Pero ya que estamos en esto, que no se nos olvide que la memoria que hoy consumimos en algún momento fue presente. Y muchos no dijeron nada. ¿Dónde estaba yo?, ¿qué hacía yo cuando aquello sucedía?, nos preguntamos ahora mientras hacemos memoria. Precisamente en estos momentos el país está viviendo un estallido social sin precedentes y la reacción del Gobierno ha sido el tratamiento de las movilizaciones en las calles como si fueran un escenario de guerra. No tenemos la excusa de que ocurre lejos, en pueblos que aprendimos a ubicar en el mapa solo por efectos de la desolación que causó la violencia. No, está ocurriendo aquí, en las calles de las capitales y ciudades intermedias del país. Se puede ver desde la ventana de las casas o en vivo por las transmisiones en redes sociales, de modo que es imposible seguir el curso de la vida sin darse por enterado. Los cientos de desaparecidos y los más de 40 muertos no son cifras para esperar a que pase el tiempo y llegue la comodidad de la memoria con la estética de las exposiciones silenciosas. Hay que gritar. Ahora.
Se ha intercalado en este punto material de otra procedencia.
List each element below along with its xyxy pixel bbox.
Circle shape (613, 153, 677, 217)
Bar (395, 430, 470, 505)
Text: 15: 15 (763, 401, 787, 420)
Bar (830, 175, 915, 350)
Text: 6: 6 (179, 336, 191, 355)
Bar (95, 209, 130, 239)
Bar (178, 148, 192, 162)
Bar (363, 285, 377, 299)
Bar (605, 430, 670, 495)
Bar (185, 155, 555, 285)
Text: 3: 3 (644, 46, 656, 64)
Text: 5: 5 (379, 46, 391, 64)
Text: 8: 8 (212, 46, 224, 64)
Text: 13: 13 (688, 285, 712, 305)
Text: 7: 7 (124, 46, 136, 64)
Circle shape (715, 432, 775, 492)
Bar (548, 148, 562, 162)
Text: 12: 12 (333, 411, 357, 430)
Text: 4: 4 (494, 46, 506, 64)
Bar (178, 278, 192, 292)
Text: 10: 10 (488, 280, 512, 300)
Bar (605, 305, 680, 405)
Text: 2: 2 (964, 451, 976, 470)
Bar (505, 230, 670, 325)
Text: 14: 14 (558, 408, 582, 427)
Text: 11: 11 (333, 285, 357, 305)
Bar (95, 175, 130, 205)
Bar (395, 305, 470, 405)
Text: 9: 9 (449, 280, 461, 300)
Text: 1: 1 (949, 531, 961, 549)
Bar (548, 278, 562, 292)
A menos que en realidad lo que nos guste a los colombianos sea la sensibilidad sin remedio y atemporal, el ejercicio cómodo y esnobista de la memoria.

Posdata. El Gobierno colombiano no aceptó la visita de la Comisión Interamericana de Derechos Humanos. Dijo que había que esperar a que los organismos de control de la nación —Fiscalía, Procuraduría, Contraloría, Defensoría— terminaran de hacer sus tareas. A pesar del desabastecimiento habrá lejía, mucha lejía.